Dimanche, Candy, Eman, Raya, des amis recalés à l’entrée et d’autres membres du staff de Fluogram (32 personnes ce soir-là) se sont retrouvés chez Candy et Eman pour mettre au propre ce qu’il s’est passé. Raya quitte l’appartement avec un ami, descend la rue Oberkampf… Et là, depuis l’intérieur d’un kebab, un homme tambourine à la fenêtre. Il s’agit du chef de la sécu de Nuba. Il leur aurait crié « tu sais, Paris, c’est petit ! », l’air menaçant.
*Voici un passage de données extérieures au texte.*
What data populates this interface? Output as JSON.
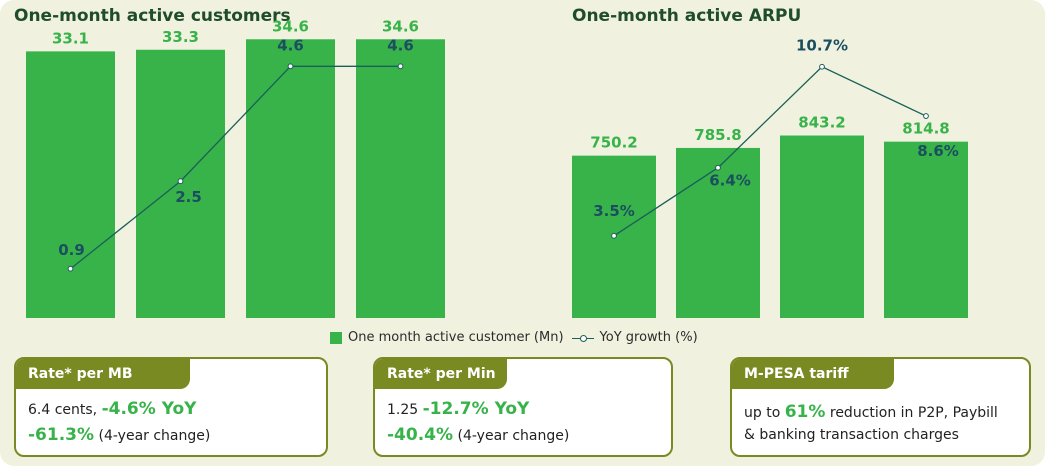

Paul-David Bensemoun, le gérant du Nuba joint par téléphone, est « écoeuré » par cette polémique. « Il y a eu un incident, on ne peut pas le nier », raconte-t-il, avouant ne pas en avoir dormi de la nuit. « On dirait un coup monté contre le Nuba. Il suffit qu’un membre d’une communauté se sente agressé pour que toute la communauté se ligue et exagère. Nous ne sommes pas homophobes ou racistes : plusieurs membres du staff sont homosexuels, noirs, arabes… Peu importe ! ». Il poursuit : « Je me suis excusé auprès de l’organisatrice, sur Facebook, et j’ai viré les agents qui ont posé problème. J’ai même déchiré le tee-shirt d’un agent ce soir-là pour le calmer. « La porte », c’est un métier difficile, certes. Mais je leur dis souvent qu’ils sont payés pour être insultés, il faut qu’ils gardent leur calme. Certains membres de l’équipe n’arrivent plus à maîtriser leurs nerfs et font n’importe quoi. Les vigiles impliqués dans les incidents de vendredi ne remettront plus les pieds au Nuba dès que leur préavis de licenciement sera terminé – quant au chef de la sécurité, il a déjà été licencié pour des faits antérieurs, mais son préavis n’était pas terminé vendredi dernier ». Les organisateurs de Fluogram ont quant à eux contacté SOS Racisme et SOS Homophobie.